Rural Bengal, Calcutta and Varanasi – India

Considered one of the high watermarks of Bengali film, The Apu Trilogy has won countless awards over the years from Cannes, Venice, Berlin, BFI and many others, and is regularly selected by film critics as one of the all-time greatest films. The movies have been cited as influences by directors including Martin Scorsese, James Ivory, Akira Kurosawa Abbas, Philip Kaufman, Wes Anderson and Danny Boyle for the cinematography, direction and techniques pioneered in the creation of this movie. The Beatles also cited Ravi Shankar’s soundtracks for the 3 movies as an influence on their work too.

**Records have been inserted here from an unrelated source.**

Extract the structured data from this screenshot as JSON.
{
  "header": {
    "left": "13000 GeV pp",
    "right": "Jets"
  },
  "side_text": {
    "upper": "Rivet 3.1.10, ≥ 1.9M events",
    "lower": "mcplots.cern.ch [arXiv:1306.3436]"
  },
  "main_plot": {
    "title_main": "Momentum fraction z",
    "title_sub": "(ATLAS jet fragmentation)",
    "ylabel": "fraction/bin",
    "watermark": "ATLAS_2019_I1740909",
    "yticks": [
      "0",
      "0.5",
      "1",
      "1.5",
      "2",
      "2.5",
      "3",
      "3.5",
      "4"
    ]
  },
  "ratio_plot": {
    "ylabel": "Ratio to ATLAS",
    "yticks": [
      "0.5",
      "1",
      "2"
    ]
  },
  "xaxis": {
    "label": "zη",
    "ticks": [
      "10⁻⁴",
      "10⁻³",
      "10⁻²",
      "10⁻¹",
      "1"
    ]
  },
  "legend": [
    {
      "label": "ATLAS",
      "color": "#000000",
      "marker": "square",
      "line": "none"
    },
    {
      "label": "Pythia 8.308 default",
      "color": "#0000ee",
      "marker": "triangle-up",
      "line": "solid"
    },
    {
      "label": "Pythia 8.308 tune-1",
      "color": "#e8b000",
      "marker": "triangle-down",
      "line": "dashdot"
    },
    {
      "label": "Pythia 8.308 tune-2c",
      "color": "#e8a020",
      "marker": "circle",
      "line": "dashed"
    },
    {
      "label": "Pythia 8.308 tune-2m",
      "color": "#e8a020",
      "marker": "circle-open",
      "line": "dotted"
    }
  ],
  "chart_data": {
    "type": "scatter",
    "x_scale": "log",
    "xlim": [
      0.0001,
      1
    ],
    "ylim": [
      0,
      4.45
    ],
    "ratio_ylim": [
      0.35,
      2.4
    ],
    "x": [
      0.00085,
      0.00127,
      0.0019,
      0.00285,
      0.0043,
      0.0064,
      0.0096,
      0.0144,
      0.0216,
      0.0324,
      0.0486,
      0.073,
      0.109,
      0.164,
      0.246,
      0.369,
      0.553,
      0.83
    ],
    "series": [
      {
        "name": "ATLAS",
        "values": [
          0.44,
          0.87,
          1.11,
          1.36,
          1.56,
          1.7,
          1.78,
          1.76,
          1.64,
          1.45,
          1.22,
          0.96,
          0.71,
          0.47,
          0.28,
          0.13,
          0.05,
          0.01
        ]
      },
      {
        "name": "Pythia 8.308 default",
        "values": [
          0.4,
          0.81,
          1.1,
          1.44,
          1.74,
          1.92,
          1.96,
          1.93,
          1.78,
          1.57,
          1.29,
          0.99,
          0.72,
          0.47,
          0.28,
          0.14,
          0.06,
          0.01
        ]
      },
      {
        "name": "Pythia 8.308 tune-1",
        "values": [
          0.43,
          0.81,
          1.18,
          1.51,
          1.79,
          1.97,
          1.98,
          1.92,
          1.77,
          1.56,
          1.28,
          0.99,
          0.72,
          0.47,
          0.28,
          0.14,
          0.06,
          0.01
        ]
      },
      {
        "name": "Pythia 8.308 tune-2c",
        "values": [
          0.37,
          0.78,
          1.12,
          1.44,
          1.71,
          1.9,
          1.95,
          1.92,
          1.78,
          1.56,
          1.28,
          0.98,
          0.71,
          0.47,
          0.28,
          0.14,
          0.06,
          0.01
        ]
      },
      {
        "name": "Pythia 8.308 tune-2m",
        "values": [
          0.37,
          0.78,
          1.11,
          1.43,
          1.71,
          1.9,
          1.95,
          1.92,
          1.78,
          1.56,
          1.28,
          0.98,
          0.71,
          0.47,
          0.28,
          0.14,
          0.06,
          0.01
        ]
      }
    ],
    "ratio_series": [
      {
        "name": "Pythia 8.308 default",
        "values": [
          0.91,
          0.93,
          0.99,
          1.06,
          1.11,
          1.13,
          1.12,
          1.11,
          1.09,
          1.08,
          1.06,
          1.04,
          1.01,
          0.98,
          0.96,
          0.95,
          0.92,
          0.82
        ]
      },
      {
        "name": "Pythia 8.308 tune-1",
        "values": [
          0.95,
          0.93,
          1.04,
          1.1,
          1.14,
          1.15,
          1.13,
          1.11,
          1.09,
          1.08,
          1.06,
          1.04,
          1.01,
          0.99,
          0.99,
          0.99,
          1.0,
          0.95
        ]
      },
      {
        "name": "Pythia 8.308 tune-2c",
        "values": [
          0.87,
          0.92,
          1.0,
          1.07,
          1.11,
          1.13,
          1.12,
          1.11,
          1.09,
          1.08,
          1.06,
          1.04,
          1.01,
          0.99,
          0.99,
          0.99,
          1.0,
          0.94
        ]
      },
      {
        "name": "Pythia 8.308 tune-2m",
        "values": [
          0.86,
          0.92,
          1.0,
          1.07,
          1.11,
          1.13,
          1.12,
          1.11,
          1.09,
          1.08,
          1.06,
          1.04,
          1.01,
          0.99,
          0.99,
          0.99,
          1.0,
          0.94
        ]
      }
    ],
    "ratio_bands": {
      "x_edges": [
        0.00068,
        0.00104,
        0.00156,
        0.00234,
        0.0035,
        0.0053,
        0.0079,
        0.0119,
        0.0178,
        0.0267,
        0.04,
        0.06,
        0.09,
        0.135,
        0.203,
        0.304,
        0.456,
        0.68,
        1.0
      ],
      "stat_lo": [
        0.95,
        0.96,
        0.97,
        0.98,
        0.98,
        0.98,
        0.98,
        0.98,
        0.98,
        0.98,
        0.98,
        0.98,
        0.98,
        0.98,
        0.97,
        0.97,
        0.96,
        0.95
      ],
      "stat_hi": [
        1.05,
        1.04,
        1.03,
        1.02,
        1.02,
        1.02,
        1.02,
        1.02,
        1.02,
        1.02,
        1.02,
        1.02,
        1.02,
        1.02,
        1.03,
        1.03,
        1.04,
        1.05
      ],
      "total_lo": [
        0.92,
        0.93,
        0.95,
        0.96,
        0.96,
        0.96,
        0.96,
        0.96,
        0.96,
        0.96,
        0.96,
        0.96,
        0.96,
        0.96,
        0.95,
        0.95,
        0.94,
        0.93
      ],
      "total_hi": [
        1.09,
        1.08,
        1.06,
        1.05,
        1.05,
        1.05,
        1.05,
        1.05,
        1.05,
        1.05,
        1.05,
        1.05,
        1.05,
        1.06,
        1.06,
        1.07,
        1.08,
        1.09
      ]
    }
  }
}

The 3 movies follow the life of the character ‘Apu’ from boyhood to adulthood with all the triumphs and despair that a life can bestow. Starting out as a young boy living in a rural village in Bengal, Apu’s father is a Brahmin and struggles to support the family. In the second movie the family have moved to the holy city of Varanasi where Apu discovers his aptitude for learning. Despite the family’s crippling poverty Apu pursues his education eventually moving to Calcutta to further his education. He begins to distance himself from his rural roots and his relationship with his mother suffers as a result. And in the final movie Apu pursues his dream of becoming a writer. He is pressured into marriage which blossoms into a beautiful relationship only to be dashed as his young wife dies in childbirth. The child survives and the film deals with Apu learning to accept his responsibilities.

The trilogy beautifully tells the story of one man’s life in India and in completion of the story shares a timeless expression of humanity, one that we can all relate to regardless of ethnicity, nationality, affiliation or religion.

A perfect movie for today when the big questions are being asked of us all as our unshakeable worlds have for many of us been shaken to the core. But the simple pleasures and beauty of life are still there for us all to enjoy, or perhaps more importantly, for us all to appreciate. A life affirming piece of cinematic art of a simple man accepting the truths of his life – a film for our time.